Covid-19: CDC confirms it keeps no records of cases with natural immunity re-infecting themselves or infecting others

While the response does not establish that no such cases exist, it could be taken as an indicator of health officials' disinterest in the information that could undermine elected policies.

CDC records, Covid-19: CDC confirms it keeps no records of cases with natural immunity re-infecting themselves or infecting others

RIO DE JANEIRO, BRAZIL – In response to a Freedom of Information Act (FOI) request, the U.S. Centers for Disease Control and Prevention (“CDC”) admitted that there are no documented cases of unvaccinated individuals who have been re-infected or transmitted Covid to another person after acquiring so-called “natural immunity.”

Attorney Brehm, whose firm Siri & Glimstad lists vaccine injury and exemptions among its specialties, had requested “documents reflecting any documented case of an individual who: (1) never received a COVID-19 vaccine; (2) became infected with COVID-19 once, recovered, and then became re-infected; and (3) transmitted SARS-CoV-2 to another person when re-infected.”

The CDC responded in a letter dated Nov. 5. “A search of our records did not reveal any documents related to your request,” a CDC spokesperson responded. “CDC’s Emergency Operations Center (EOC) relayed that this information is not collected.”

While the response alone does not establish that no such cases exist, it could be taken as an indicator of health officials’ disinterest in the information that could undermine elected policies.

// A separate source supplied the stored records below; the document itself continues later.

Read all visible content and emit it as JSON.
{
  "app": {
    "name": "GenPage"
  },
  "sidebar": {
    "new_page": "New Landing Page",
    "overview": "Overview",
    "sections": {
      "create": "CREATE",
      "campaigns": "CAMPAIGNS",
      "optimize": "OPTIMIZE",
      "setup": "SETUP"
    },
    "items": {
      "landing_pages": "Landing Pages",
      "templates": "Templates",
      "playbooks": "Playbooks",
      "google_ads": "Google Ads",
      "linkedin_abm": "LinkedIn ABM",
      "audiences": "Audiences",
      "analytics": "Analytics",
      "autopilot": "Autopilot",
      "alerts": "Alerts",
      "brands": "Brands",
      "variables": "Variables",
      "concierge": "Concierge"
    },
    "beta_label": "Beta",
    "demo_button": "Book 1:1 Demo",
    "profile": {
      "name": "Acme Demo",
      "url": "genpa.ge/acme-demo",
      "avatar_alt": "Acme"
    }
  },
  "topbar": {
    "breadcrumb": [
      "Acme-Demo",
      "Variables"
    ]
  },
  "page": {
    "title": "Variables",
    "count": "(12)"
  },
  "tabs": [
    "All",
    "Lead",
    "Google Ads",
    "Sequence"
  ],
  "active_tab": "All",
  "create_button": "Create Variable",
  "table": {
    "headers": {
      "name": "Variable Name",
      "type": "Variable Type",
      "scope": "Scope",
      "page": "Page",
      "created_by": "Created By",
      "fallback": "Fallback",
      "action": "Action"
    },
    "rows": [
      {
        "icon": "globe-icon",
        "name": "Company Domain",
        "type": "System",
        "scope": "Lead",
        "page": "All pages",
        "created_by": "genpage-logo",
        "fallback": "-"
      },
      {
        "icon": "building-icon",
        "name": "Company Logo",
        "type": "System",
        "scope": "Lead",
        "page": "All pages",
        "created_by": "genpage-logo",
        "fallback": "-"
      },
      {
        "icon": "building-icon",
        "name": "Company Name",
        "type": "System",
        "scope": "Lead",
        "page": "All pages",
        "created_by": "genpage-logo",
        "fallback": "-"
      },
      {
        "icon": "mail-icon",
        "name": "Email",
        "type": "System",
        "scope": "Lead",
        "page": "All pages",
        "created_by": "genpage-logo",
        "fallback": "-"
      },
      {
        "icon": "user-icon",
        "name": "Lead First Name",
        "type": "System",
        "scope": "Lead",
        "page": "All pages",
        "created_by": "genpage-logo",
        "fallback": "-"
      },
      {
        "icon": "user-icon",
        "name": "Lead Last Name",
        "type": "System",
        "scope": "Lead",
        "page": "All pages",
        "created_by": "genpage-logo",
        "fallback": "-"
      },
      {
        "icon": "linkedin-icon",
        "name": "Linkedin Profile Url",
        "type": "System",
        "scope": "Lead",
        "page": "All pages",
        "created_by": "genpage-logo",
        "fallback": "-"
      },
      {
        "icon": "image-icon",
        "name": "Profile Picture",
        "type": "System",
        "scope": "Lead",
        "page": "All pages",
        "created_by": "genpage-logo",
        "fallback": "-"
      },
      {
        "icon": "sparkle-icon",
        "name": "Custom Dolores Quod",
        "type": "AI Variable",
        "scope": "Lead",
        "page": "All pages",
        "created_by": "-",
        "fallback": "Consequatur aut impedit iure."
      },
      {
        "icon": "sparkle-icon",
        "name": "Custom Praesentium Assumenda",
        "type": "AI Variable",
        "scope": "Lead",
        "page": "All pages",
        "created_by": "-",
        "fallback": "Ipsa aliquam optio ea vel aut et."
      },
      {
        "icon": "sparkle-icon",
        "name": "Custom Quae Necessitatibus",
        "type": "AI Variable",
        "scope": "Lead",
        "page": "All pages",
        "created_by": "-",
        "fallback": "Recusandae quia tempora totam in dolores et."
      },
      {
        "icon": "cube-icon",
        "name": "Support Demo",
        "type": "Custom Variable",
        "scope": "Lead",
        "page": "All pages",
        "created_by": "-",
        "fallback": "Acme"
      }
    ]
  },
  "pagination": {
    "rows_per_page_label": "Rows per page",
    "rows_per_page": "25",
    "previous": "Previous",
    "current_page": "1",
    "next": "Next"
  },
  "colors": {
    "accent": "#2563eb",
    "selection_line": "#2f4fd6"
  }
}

“Studies have found that vaccine-induced protection against Covid wanes at around six months (or potentially sooner),” Life Site News reported, “by contrast, a recent Yale study projected that natural immunity lasts three times longer.”

In an article, Dr. Sebastian Rushworth, a Stockholm physician, discussed a recent Swedish study to determine how effective Covid injections are in protecting against Covid after more than a few months.

In total, 1,684,958 people were included in the study. The study authors identified who was “vaccinated” at the end of May 2021. The vaccinated people were then compared individually with people of the same age and sex and living in the same municipality who had not been “vaccinated.” They followed them until October to see if they developed Covid-19.

After the first two months from “vaccination,” there was a rapid decline in efficacy. At four to six months, the injections, across all types, only reduced the relative risk of infection by 48%.

“Governments had initially set the bar for approving vaccines with a 50% relative risk reduction. Therefore, if the trials had been required to run for six months before presenting results instead of only running for two months, then the vaccines would have been considered too ineffective to be worth bothering with and would never have been approved,” said Dr. Rushworth.

Rushworth added that “four to six months after injection, AstraZeneca was no longer doing anything to reduce risk … [and] at nine months, the Pfizer vaccine no longer offers any protection.”